Doubts persist, however, that any of these options represent true sustainability, even when consideration is extended to prolific plantations of acacia and eucalyptus
trees, both of which rapidly exhaust tropical soils of nutrients and fall far short of even 100 years of high productivity.79 The nearest approach to true sustainability could be the immediate-locale use of sun-dried wood from well-managed energy planta­tions, using highly efficient wood-burning stoves; the necessary high rates of biomass “mining” (probably requiring some method of energy-dependent biomass drying) to support predicted rates of growth of gasoline and biofuel consumption appears to be mathematically unsustainable.79 In any case, intensive energy crop plantations would certainly require a high degree of environmental monitoring and management to avoid biological collapse unless lavish amounts of fertilizers are applied and maxi­mum yields are ensured by equally large supplies of insecticides and pesticides.

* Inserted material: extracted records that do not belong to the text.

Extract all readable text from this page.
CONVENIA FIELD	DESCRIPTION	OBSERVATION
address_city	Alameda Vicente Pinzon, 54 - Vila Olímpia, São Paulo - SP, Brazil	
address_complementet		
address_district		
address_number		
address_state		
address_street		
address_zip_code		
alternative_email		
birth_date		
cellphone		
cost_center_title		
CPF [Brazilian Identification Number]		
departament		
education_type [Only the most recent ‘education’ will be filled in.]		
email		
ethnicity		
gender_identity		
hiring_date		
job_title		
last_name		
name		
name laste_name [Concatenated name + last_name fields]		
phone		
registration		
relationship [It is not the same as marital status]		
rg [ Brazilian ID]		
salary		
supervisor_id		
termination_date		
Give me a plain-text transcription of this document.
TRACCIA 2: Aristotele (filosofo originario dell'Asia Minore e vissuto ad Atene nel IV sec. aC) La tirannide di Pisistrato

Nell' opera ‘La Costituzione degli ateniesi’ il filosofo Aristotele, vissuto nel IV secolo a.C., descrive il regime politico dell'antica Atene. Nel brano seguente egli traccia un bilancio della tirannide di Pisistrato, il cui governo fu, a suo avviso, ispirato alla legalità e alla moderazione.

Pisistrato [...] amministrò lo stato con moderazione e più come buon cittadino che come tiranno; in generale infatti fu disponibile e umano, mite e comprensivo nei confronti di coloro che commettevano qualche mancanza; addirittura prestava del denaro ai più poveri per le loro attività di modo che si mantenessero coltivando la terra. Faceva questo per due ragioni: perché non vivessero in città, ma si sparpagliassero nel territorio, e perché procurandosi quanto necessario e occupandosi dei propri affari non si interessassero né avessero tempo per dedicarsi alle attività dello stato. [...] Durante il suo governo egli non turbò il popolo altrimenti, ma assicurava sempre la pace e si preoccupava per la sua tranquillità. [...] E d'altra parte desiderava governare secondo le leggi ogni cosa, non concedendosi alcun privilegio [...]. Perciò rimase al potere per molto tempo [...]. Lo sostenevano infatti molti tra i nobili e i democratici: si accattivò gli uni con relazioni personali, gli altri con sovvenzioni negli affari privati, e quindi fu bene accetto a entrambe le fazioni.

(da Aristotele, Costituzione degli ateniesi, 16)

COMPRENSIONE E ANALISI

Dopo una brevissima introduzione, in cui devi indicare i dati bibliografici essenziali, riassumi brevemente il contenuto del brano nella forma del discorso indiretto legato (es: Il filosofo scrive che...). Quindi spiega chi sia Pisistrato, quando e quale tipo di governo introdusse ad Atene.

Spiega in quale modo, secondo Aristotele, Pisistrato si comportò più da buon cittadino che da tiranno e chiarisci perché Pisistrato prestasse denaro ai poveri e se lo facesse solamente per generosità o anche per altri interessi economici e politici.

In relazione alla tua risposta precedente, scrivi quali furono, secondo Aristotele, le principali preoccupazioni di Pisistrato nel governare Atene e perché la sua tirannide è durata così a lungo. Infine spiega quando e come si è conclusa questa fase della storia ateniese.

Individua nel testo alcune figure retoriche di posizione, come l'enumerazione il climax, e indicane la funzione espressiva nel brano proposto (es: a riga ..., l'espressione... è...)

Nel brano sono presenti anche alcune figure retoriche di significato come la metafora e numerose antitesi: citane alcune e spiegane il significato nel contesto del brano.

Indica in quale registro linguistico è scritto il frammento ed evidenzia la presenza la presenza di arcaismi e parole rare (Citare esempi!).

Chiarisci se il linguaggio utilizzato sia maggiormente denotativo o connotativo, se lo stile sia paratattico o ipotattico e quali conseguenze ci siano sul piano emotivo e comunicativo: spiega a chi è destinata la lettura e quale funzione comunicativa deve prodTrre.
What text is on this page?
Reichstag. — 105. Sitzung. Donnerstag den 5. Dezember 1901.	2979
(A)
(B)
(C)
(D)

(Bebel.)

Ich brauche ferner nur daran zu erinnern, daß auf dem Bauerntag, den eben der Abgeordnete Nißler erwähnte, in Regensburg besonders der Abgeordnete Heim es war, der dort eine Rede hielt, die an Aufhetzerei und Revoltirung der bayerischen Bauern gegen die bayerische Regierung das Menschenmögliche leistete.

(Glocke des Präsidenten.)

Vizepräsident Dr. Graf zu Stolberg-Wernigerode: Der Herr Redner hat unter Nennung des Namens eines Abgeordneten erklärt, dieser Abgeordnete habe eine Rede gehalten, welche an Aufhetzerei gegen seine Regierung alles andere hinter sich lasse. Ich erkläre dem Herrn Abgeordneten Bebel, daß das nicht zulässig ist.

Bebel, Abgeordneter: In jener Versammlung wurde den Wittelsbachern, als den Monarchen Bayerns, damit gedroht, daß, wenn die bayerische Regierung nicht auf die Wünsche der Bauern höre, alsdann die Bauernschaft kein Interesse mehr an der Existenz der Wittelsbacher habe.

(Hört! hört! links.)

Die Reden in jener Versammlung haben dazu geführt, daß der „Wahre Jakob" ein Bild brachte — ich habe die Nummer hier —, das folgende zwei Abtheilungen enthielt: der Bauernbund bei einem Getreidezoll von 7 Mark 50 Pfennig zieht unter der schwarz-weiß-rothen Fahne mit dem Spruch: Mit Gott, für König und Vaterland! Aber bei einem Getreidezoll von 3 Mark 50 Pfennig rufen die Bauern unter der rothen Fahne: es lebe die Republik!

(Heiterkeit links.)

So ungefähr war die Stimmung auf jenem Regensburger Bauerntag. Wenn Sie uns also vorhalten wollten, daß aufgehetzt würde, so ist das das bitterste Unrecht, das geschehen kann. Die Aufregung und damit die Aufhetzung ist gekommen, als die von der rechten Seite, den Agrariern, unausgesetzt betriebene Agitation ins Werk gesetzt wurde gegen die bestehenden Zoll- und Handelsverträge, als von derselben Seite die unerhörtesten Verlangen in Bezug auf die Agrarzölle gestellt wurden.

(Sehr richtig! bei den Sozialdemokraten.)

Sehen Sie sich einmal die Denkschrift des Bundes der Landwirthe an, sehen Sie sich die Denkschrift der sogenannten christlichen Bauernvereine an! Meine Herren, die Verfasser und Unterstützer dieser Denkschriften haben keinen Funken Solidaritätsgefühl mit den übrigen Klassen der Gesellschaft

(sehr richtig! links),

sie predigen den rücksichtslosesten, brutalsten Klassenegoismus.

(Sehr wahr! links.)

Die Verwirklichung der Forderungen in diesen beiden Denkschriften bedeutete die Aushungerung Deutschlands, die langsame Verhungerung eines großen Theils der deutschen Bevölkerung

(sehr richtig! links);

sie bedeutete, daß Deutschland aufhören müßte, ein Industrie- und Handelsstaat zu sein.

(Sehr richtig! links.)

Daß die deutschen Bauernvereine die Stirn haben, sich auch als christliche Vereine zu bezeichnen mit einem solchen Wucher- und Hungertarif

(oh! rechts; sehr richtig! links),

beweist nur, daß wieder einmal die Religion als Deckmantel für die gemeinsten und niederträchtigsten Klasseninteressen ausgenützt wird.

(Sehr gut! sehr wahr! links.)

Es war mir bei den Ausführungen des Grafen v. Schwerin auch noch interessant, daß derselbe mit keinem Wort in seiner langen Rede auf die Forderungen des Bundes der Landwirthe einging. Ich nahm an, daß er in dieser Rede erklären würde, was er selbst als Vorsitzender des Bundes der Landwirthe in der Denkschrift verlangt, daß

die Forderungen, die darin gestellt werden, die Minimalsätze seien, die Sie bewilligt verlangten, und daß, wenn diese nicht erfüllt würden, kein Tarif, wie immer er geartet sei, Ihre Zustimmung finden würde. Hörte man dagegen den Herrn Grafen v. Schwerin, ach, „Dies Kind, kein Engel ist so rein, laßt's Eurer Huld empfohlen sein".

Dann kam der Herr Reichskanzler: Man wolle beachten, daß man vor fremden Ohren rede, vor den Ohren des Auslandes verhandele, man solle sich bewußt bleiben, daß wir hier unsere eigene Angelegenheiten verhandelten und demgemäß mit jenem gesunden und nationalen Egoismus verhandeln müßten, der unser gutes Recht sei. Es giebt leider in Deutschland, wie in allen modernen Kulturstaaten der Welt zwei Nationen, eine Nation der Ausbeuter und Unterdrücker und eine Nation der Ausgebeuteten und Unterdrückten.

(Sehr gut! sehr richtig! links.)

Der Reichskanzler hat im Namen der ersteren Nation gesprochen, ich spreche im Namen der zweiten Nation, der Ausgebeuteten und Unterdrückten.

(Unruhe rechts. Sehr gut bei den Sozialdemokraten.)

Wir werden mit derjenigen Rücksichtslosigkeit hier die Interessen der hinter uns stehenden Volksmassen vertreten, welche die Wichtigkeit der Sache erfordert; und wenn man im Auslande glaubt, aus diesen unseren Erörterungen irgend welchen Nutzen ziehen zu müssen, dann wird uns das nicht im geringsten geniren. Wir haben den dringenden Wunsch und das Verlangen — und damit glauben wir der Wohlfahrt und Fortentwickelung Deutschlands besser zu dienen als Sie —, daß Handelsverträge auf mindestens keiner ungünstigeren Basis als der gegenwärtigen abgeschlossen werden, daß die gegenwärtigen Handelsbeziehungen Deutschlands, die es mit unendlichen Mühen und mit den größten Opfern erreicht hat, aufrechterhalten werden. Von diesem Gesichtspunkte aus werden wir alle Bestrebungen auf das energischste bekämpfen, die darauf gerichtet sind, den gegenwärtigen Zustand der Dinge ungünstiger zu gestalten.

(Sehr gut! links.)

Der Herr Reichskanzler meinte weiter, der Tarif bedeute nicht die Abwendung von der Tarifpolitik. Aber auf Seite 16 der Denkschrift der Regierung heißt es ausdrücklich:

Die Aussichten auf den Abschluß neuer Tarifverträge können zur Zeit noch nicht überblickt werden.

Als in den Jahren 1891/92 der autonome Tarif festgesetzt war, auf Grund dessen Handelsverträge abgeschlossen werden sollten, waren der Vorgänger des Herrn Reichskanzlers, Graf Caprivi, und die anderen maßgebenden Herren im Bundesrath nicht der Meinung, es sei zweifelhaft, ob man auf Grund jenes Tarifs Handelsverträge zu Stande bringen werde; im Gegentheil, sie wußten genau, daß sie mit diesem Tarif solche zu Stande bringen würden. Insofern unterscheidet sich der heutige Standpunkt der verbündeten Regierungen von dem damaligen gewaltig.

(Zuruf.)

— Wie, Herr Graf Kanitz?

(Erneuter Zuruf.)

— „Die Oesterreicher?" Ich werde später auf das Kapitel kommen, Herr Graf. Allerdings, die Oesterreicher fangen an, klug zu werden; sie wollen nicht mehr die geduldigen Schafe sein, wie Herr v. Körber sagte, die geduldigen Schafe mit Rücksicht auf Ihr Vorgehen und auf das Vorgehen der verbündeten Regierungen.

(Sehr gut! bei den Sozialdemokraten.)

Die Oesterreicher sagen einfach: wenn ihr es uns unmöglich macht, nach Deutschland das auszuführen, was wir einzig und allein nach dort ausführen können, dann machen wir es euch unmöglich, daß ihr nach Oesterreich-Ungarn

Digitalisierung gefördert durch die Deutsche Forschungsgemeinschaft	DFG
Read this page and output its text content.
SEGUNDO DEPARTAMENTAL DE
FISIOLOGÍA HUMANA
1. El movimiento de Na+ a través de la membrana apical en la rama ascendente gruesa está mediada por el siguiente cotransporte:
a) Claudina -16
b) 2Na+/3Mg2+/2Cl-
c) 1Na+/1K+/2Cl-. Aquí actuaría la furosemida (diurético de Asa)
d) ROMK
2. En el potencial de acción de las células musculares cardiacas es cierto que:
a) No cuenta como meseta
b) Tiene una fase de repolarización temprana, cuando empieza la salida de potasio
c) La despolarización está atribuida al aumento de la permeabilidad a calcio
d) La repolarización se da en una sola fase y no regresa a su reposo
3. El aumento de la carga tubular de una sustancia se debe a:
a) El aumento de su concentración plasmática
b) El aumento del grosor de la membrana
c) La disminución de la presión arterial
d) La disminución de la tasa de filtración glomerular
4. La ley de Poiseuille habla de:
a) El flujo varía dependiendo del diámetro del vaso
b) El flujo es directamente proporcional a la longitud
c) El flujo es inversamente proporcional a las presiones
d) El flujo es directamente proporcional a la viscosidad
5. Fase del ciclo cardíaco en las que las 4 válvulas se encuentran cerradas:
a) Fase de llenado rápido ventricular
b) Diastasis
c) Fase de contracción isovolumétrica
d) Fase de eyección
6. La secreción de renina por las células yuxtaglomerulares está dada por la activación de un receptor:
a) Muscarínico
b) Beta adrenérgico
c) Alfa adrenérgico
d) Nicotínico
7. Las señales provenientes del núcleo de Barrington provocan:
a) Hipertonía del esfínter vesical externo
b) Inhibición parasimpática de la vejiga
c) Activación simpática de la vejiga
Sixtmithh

A final twist is the impact of global climate change: could global warming (at least for a limited time, perhaps as long as 50-100 years) increase plant growth to such an extent that biomass extraction targets would be more closely met? Even accurately predicting biomass yields from monocultures of fast-growing tree species such as willow in the northeastern United States suffers from methodological weaknesses.92 The effects of changes in daily minimum and maximum temperatures are complex because they differentially influence crop yield parameters; this is a major area of uncertainty for projecting yield responses to climate change.93 For three major cereal species (wheat, corn, and barley), and an increase in annual global temperatures since 1980 of approximately 0.4°C, there is evidence for decrease in yield; the magnitude of the effect is small in comparison with the technological yield gains during the same period but suggests that rising temperature might cancel out the expected increase in yield because of increased CO2 concentrations.9495 Using the global environment as an uncontrolled experimental system has its methodological drawbacks, but the results of the one long-term field trial to attempt to isolate the effects of temperature on rice growth indicate that a 15% reduction in yield could result from each 1°C rise in temperature, a much greater effect than predicted by simulation models.96 The International Panel on Climate Change has, in stark contrast, predicted that CO2 benefits will exceed temperature-induced yield reductions with a modest rise in tem­perature. Because this conclusion has received wide media coverage, it is important to examine the detailed conclusions for food, fiber, and forest products: [53]

• Globally, commercial timber productivity rises modestly with climate change in the short to medium term, with large regional variability around the global trend.

Taken together, these International Panel on Climate Change prognoses suggest some short-term improvement in the productivity of a range of plant species, including timber grown as feedstocks for lignocellulosic ethanol, but the predictions become more unreliable as the geographical area narrows and related effects of climate are considered. This highlights the obvious conclusion that geostatistical surveys and controlled experiments should both be pursued vigorously as priority issues for agronomy and plant physiology in the next ten years.